Expanding the Audience for Poetry

I wrote my verse novel Mr. Either/Or for many reasons, one of which was the concern with finding a broader audience for poetry. Fun, snappy, accessible narrative verse seemed a good way to do it. The "action" mode was appealing to me for a number of reasons. First, because it is the opposite of most of the poetry that is being written today—it is not static, observational, meditative. Second, the adventures of the hero gave me, I confess, a purely escapist pleasure.

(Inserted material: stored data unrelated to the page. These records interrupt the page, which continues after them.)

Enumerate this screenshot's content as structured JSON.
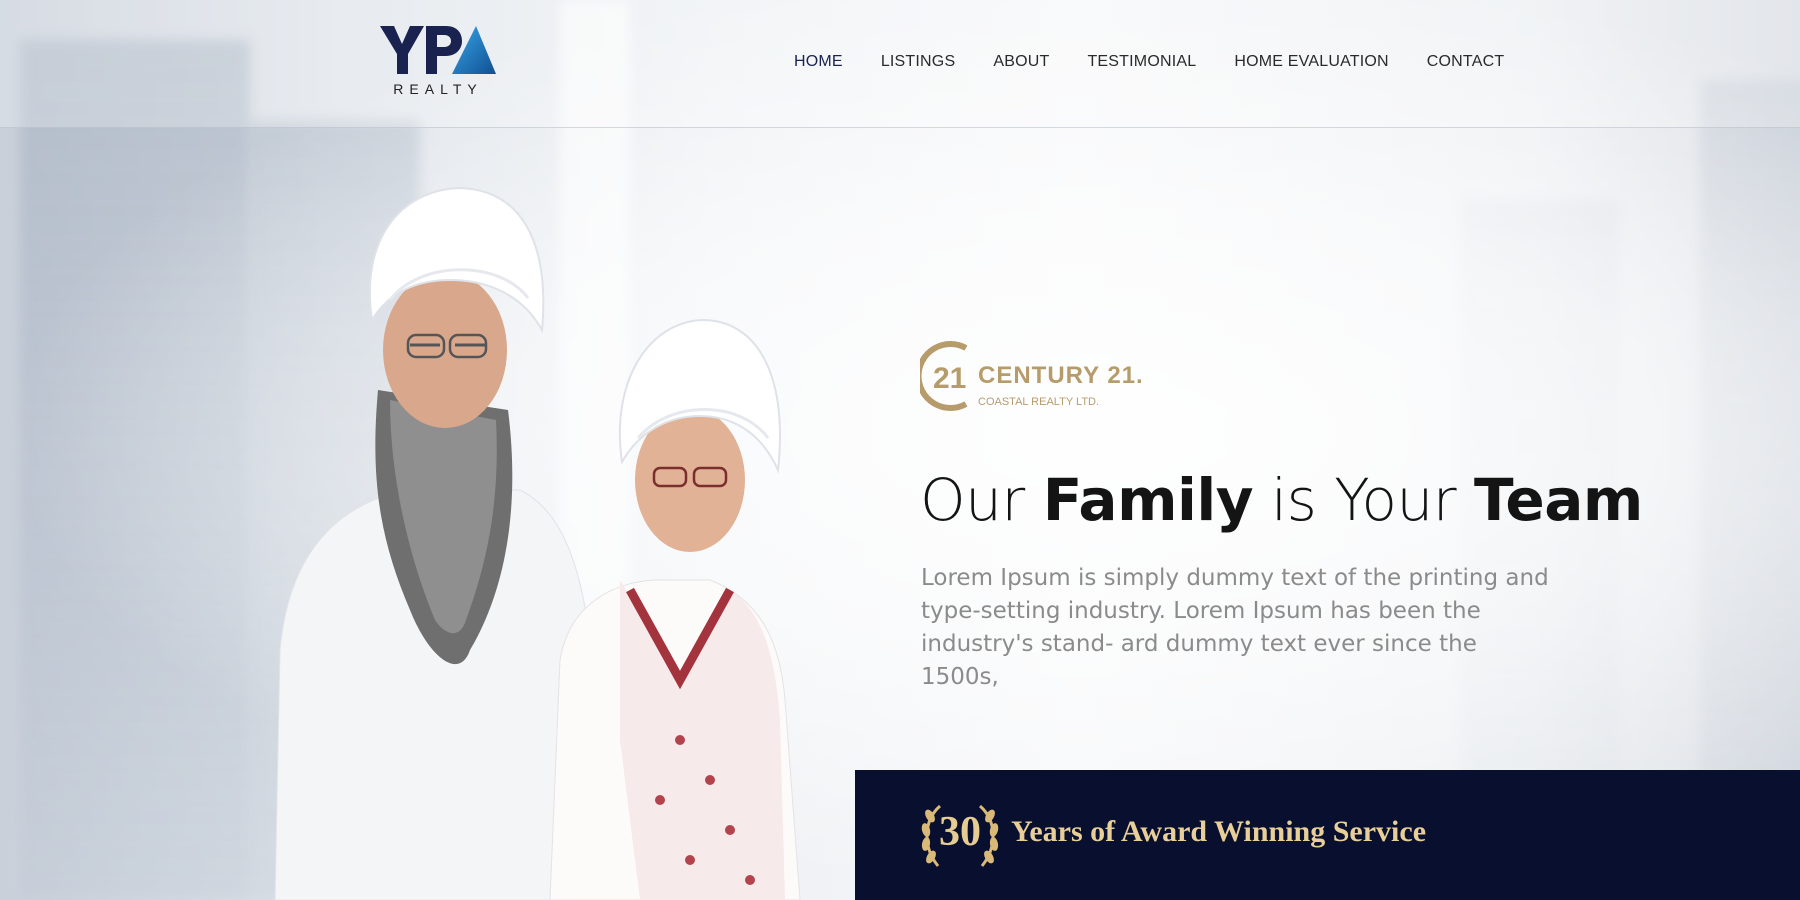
{
  "brand": {
    "logo_letters": "YPA",
    "logo_subtitle": "REALTY",
    "colors": {
      "navy": "#1a2350",
      "accent_blue": "#1e7fc1",
      "gold": "#b79c6b",
      "banner_bg": "#090f2e"
    }
  },
  "nav": {
    "items": [
      {
        "label": "HOME",
        "active": true
      },
      {
        "label": "LISTINGS"
      },
      {
        "label": "ABOUT"
      },
      {
        "label": "TESTIMONIAL"
      },
      {
        "label": "HOME EVALUATION"
      },
      {
        "label": "CONTACT"
      }
    ]
  },
  "hero": {
    "partner_mark": "21",
    "partner_name": "CENTURY 21.",
    "partner_sub": "COASTAL REALTY LTD.",
    "headline": {
      "w1": "Our",
      "w2": "Family",
      "w3": "is Your",
      "w4": "Team"
    },
    "lede": "Lorem Ipsum is simply dummy text of the printing and type-setting industry. Lorem Ipsum has been the industry's stand- ard dummy text ever since the 1500s,",
    "photo_icon": "family-photo"
  },
  "banner": {
    "years": "30",
    "text": "Years of Award Winning Service",
    "laurel_icon": "laurel-wreath-icon"
  }
}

More specifically, I wanted to write poetry that would engage millennials. Because the hero "you" is a 20-something, I had to charge up the book with his slang and idioms—with living language, the language of today and tomorrow, and his way of thinking and speaking brought my whole poetic style up to date. The book embodies one of the central tenets of the #SavePoetry campaign, that poetry can be about anything—anything from shopping at Walgreens, to molemen living in subway tunnels, to alien invaders.

Thus it is that the #SavePoetry campaign is working to take poetry, which has survived in the "refuges" of Academia, and repopulate America with it, so that it becomes an integral part of our daily lives.